HepDES19 cells were cultured in the presence of tetracycline (tet) to inhibit pgRNA transcription and serve as negative control or in the absence of tet to induce pgRNA transcription and subsequent HBV DNA replication in cytoplasmic capsids. The cells were mock-treated (DMSO) or treated with ETV (1 μM), Bay 41–4109 (2 μM), ENAN-34017 (5 μM) or Compound 61 (5 μM), starting at 24 h post the removal of tet for 6 days. Intracellular total HBV RNA (A) and encapsidated pgRNA (B) were detected by Northern blot hybridization. Ribosomal RNA (rRNA) served as loading control. HBV core protein was detected by Western blot assay with an antibody against C-terminal 14 amino acid residues of core protein (Cp). β-actin served as loading control (C). HBV capsids and core associated DNA were detected by native agarose gel electrophoresis-based particle gel assay (D). Core associated HBV DNA replication intermediates were analyzed by Southern blot assay (E). rcDNA, relaxed circular DNA. dslDNA, double-stranded linear DNA. ssDNA, single-strand DNA.

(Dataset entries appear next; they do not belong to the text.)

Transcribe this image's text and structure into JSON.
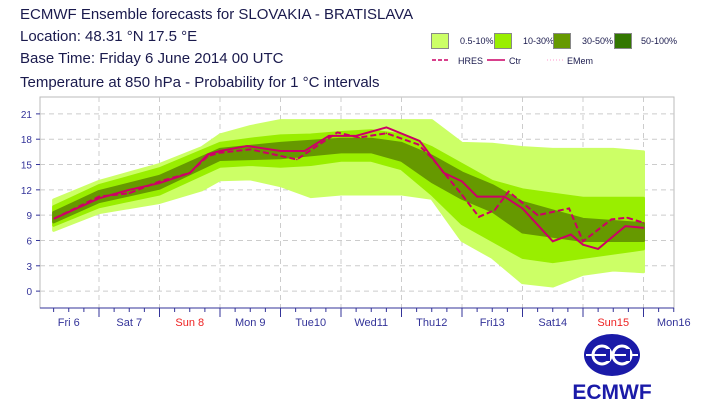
{
  "header": {
    "title": "ECMWF Ensemble forecasts for SLOVAKIA - BRATISLAVA",
    "location": "Location:  48.31 °N 17.5 °E",
    "base_time": "Base Time: Friday  6 June 2014 00 UTC",
    "subtitle": "Temperature at 850 hPa - Probability for 1 °C intervals"
  },
  "legend": {
    "bins": [
      {
        "label": "0.5-10%",
        "color": "#ccff66"
      },
      {
        "label": "10-30%",
        "color": "#99ee00"
      },
      {
        "label": "30-50%",
        "color": "#669900"
      },
      {
        "label": "50-100%",
        "color": "#337700"
      }
    ],
    "lines": [
      {
        "label": "HRES",
        "style": "dashed",
        "color": "#cc0066"
      },
      {
        "label": "Ctr",
        "style": "solid",
        "color": "#cc0066"
      },
      {
        "label": "EMem",
        "style": "dotted",
        "color": "#ff99cc"
      }
    ]
  },
  "logo": {
    "text": "ECMWF",
    "color": "#1a1aa8"
  },
  "chart_data": {
    "type": "area",
    "title": "Temperature at 850 hPa - Probability for 1 °C intervals",
    "xlabel": "",
    "ylabel": "",
    "xlim": [
      0,
      10.5
    ],
    "ylim": [
      -2,
      23
    ],
    "grid": true,
    "yticks": [
      0,
      3,
      6,
      9,
      12,
      15,
      18,
      21
    ],
    "xticks": [
      {
        "label": "Fri 6",
        "sunday": false
      },
      {
        "label": "Sat 7",
        "sunday": false
      },
      {
        "label": "Sun 8",
        "sunday": true
      },
      {
        "label": "Mon 9",
        "sunday": false
      },
      {
        "label": "Tue10",
        "sunday": false
      },
      {
        "label": "Wed11",
        "sunday": false
      },
      {
        "label": "Thu12",
        "sunday": false
      },
      {
        "label": "Fri13",
        "sunday": false
      },
      {
        "label": "Sat14",
        "sunday": false
      },
      {
        "label": "Sun15",
        "sunday": true
      },
      {
        "label": "Mon16",
        "sunday": false
      }
    ],
    "bands": [
      {
        "name": "0.5-10%",
        "color": "#ccff66",
        "t": [
          0.25,
          1,
          2,
          2.7,
          3,
          3.5,
          4,
          4.5,
          5,
          5.5,
          6,
          6.5,
          7,
          7.5,
          8,
          8.5,
          9,
          9.5,
          10
        ],
        "low": [
          7.2,
          9.3,
          10.5,
          12,
          13.2,
          13.3,
          12.5,
          11.2,
          11.5,
          11.5,
          11.5,
          11,
          6,
          4,
          1,
          0.6,
          2,
          2.5,
          2.3
        ],
        "high": [
          10.8,
          13,
          15,
          17,
          18.5,
          19.5,
          20.2,
          20.2,
          20.2,
          20.2,
          20.2,
          20.2,
          17.5,
          17.4,
          17,
          16.8,
          16.8,
          16.8,
          16.5
        ]
      },
      {
        "name": "10-30%",
        "color": "#99ee00",
        "t": [
          0.25,
          1,
          2,
          3,
          3.5,
          4,
          4.5,
          5,
          5.5,
          6,
          6.5,
          7,
          7.5,
          8,
          8.5,
          9,
          9.5,
          10
        ],
        "low": [
          7.8,
          10,
          11.5,
          14.8,
          15,
          14.8,
          15,
          15.5,
          15.5,
          14.5,
          11.5,
          8,
          6,
          4,
          3.5,
          4,
          4.5,
          5
        ],
        "high": [
          10,
          12.5,
          14.5,
          17.5,
          18,
          18.4,
          18.5,
          18.8,
          19,
          18.5,
          17,
          15,
          13,
          12,
          11.5,
          11,
          11,
          11
        ]
      },
      {
        "name": "30-50%",
        "color": "#669900",
        "t": [
          0.25,
          1,
          2,
          3,
          4,
          5,
          5.5,
          6,
          6.5,
          7,
          7.5,
          8,
          8.5,
          9,
          10
        ],
        "low": [
          8.2,
          10.6,
          12.2,
          15.6,
          15.8,
          16.5,
          16.5,
          15.5,
          13,
          11,
          9.5,
          7,
          6.5,
          6,
          6
        ],
        "high": [
          9.3,
          11.8,
          13.6,
          16.8,
          17.5,
          18,
          18,
          17.5,
          16,
          14,
          12.5,
          10.5,
          9.5,
          8.5,
          8
        ]
      }
    ],
    "series": [
      {
        "name": "Ctr",
        "style": "solid",
        "color": "#cc0066",
        "t": [
          0.26,
          1.0,
          1.5,
          2.0,
          2.5,
          2.8,
          3.0,
          3.45,
          4.0,
          4.4,
          4.8,
          5.25,
          5.75,
          6.3,
          6.7,
          7.0,
          7.25,
          7.7,
          8.0,
          8.5,
          8.8,
          9.0,
          9.25,
          9.7,
          10.0
        ],
        "values": [
          8.6,
          11.0,
          12.0,
          12.8,
          14.0,
          16.2,
          16.6,
          17.2,
          16.6,
          16.6,
          18.4,
          18.4,
          19.4,
          17.8,
          14.0,
          13.0,
          11.2,
          11.2,
          9.8,
          5.9,
          6.7,
          5.5,
          5.0,
          7.7,
          7.5
        ]
      },
      {
        "name": "HRES",
        "style": "dashed",
        "color": "#cc0066",
        "t": [
          0.26,
          1.0,
          1.5,
          2.0,
          2.5,
          2.8,
          3.0,
          3.5,
          4.27,
          4.94,
          5.3,
          5.75,
          6.27,
          6.5,
          7.0,
          7.28,
          7.54,
          7.77,
          8.25,
          8.77,
          9.0,
          9.47,
          9.73,
          10.0
        ],
        "values": [
          8.6,
          11.2,
          11.6,
          13.0,
          14.0,
          16.0,
          16.4,
          16.8,
          15.6,
          18.8,
          18.2,
          18.7,
          17.4,
          15.8,
          11.4,
          8.8,
          9.6,
          11.8,
          9.0,
          9.8,
          5.9,
          8.5,
          8.7,
          8.1
        ]
      }
    ]
  }
}
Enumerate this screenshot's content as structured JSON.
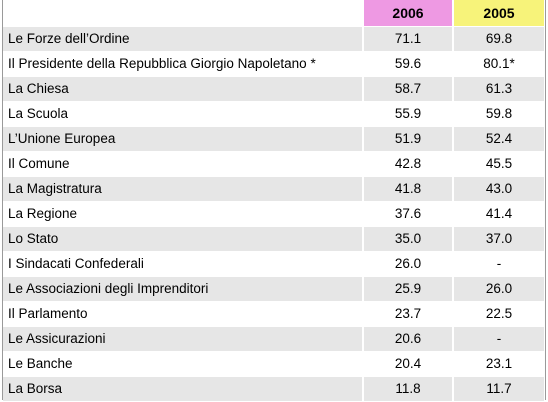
{
  "colors": {
    "header_2006": "#ee99e3",
    "header_2005": "#f7f37a",
    "row_shade": "#e6e6e6"
  },
  "header": {
    "col_label": "",
    "col_2006": "2006",
    "col_2005": "2005"
  },
  "rows": [
    {
      "label": "Le Forze dell’Ordine",
      "v2006": "71.1",
      "v2005": "69.8"
    },
    {
      "label": "Il Presidente della Repubblica Giorgio Napoletano *",
      "v2006": "59.6",
      "v2005": "80.1*"
    },
    {
      "label": "La Chiesa",
      "v2006": "58.7",
      "v2005": "61.3"
    },
    {
      "label": "La Scuola",
      "v2006": "55.9",
      "v2005": "59.8"
    },
    {
      "label": "L’Unione Europea",
      "v2006": "51.9",
      "v2005": "52.4"
    },
    {
      "label": "Il Comune",
      "v2006": "42.8",
      "v2005": "45.5"
    },
    {
      "label": "La Magistratura",
      "v2006": "41.8",
      "v2005": "43.0"
    },
    {
      "label": "La Regione",
      "v2006": "37.6",
      "v2005": "41.4"
    },
    {
      "label": "Lo Stato",
      "v2006": "35.0",
      "v2005": "37.0"
    },
    {
      "label": "I Sindacati Confederali",
      "v2006": "26.0",
      "v2005": "-"
    },
    {
      "label": "Le Associazioni degli Imprenditori",
      "v2006": "25.9",
      "v2005": "26.0"
    },
    {
      "label": "Il Parlamento",
      "v2006": "23.7",
      "v2005": "22.5"
    },
    {
      "label": "Le Assicurazioni",
      "v2006": "20.6",
      "v2005": "-"
    },
    {
      "label": "Le Banche",
      "v2006": "20.4",
      "v2005": "23.1"
    },
    {
      "label": "La Borsa",
      "v2006": "11.8",
      "v2005": "11.7"
    }
  ]
}
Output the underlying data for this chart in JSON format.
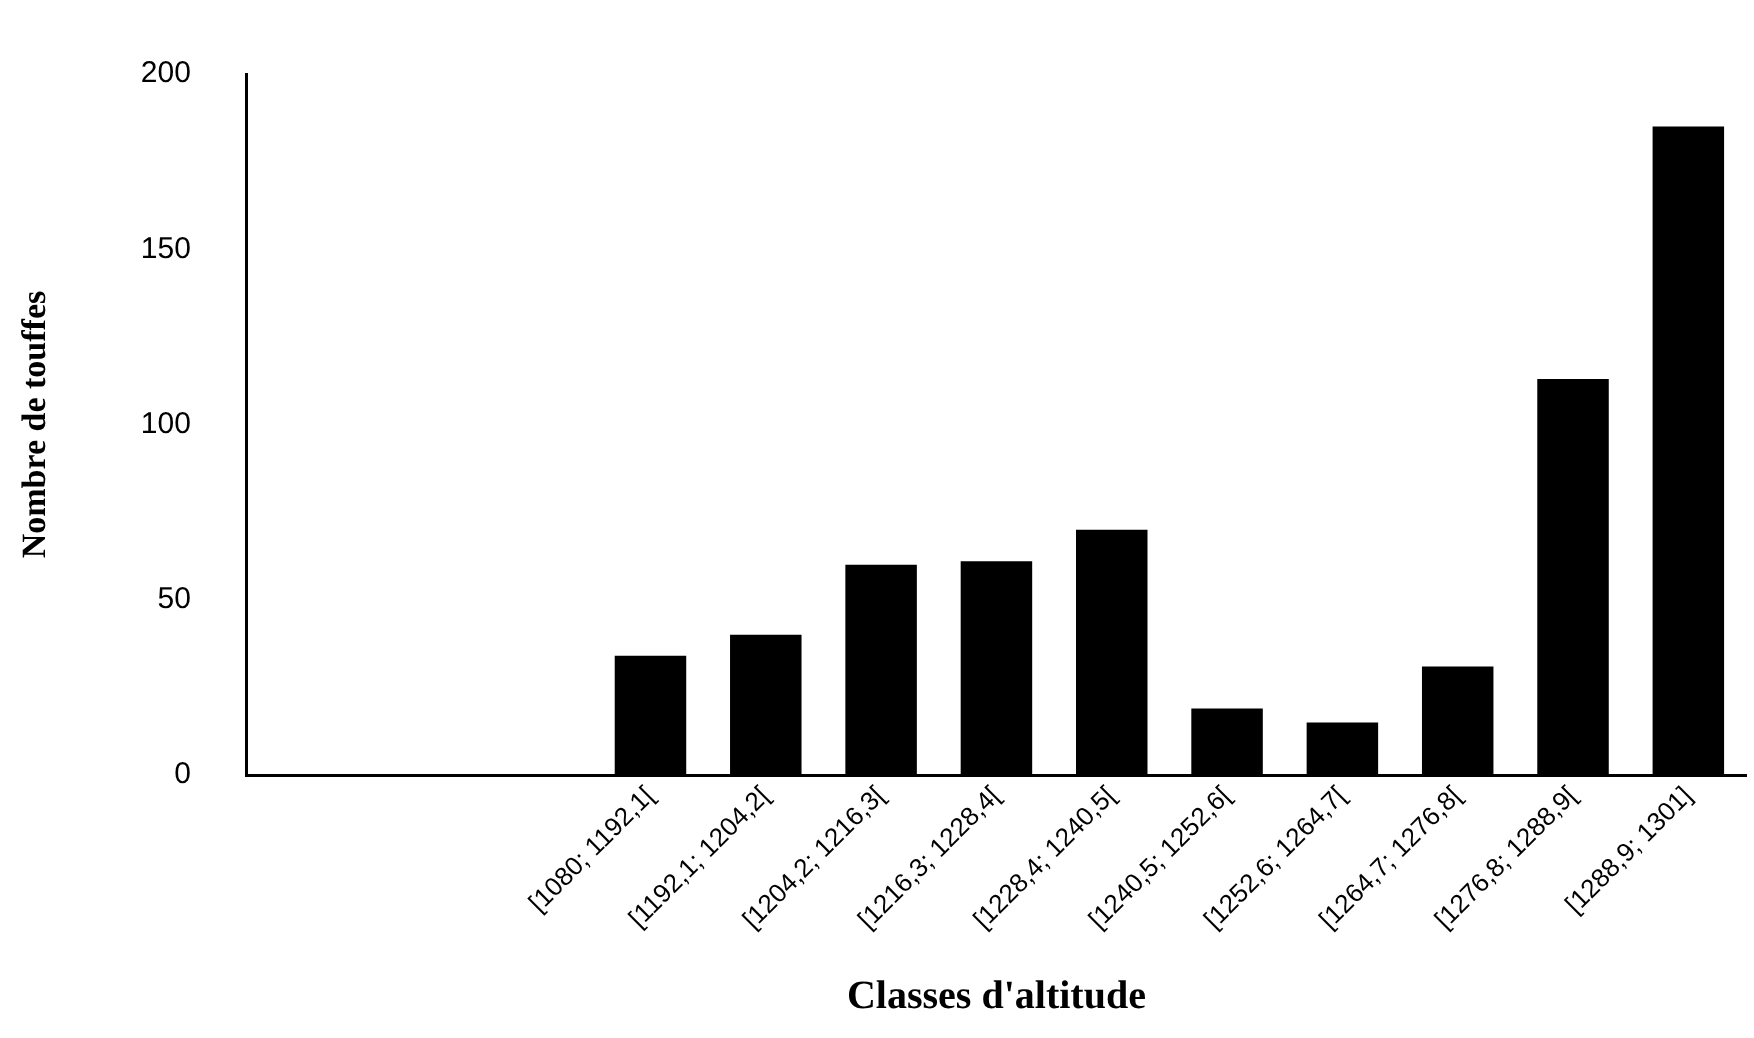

In conclusion, based on the structure of an early lead compound 10 (38017) and metabolic stability analysis, we have prepared compounds iteratively with structural variations on both the bicyclic side and aniline side, guided by the anti-HBV activities and metabolic stabilities in liver microsomes. A saturated non-planar and electron-deficient octahydroquinolin-4(1H)-one core was identified as a pharmacophore that led to the discovery of 61, a urea modulator, that not only retained anti-HBV activities but also held good ADME profiles and demonstrated 69% of oral bioavailability in a mouse PK study. Moreover, through the mode of action study, compound 61 was determined to be a type II CpAM, which misdirects the Cp dimers to form empty capsids and thus precludes the synthesis of viral DNA.